Exercise 8 of chapter IX.3 of Cohn's book Advanced Number Theory reads:
Show that if the fundamental discriminant $d = g_1 g_2 < 0$ satisfies $(g_1/p) = (g_2/p) = -1$ for a prime $p$, then the divisors of the ideal $(p)$ in the number ring of $\mathbb{Q}(\sqrt{d})$ are nonprincipal.
This is equivalent to showing that the diophantine equation $$4p = x^2 + |g_1g_2| y^2$$ if $d \equiv 1$ mod $4$, or $$p = x^2 + |g_1g_2| y^2$$ otherwise, has no integer solution $(x, y)$.
If $p$ is odd and $d \equiv 1$ mod $4$, quadratic reciprocity leads to $p$, $g_1$ and $g_2$ being $\equiv 3$ mod $4$, but I am not sure how to obtain more information from the sign of the Legendre symbols. Any help would be appreciated.

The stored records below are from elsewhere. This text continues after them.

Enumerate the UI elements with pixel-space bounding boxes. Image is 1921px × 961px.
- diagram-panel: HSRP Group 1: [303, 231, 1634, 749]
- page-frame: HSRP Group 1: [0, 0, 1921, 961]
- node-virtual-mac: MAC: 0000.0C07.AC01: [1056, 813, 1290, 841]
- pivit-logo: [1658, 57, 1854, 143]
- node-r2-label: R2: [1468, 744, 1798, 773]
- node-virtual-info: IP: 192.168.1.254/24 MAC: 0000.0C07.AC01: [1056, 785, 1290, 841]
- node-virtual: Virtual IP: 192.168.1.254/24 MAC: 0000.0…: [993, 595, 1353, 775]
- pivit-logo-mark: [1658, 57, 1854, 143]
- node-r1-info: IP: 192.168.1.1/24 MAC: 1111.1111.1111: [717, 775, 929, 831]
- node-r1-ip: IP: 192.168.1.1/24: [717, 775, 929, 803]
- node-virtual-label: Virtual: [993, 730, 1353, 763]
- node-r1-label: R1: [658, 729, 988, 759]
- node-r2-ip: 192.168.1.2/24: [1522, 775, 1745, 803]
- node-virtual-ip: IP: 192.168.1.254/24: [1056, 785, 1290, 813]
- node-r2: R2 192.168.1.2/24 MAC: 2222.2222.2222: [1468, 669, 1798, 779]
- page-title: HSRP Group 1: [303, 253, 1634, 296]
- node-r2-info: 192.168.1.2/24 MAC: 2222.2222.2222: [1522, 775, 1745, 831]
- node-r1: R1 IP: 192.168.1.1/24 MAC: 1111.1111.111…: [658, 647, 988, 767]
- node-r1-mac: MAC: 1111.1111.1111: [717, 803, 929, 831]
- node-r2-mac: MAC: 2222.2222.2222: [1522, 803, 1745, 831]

Here's an example that makes clear what's going on. Let $d = -3 \cdot 5$; then $(-3/17) = (5/17) = -1$. This implies that $p$ splits in $k$; reducing the equation $4 \cdot 17 = x^2 + 15y^2$ modulo $5$ implies $(17/5) = +1$: contradiction by the quadratic reciprocity law.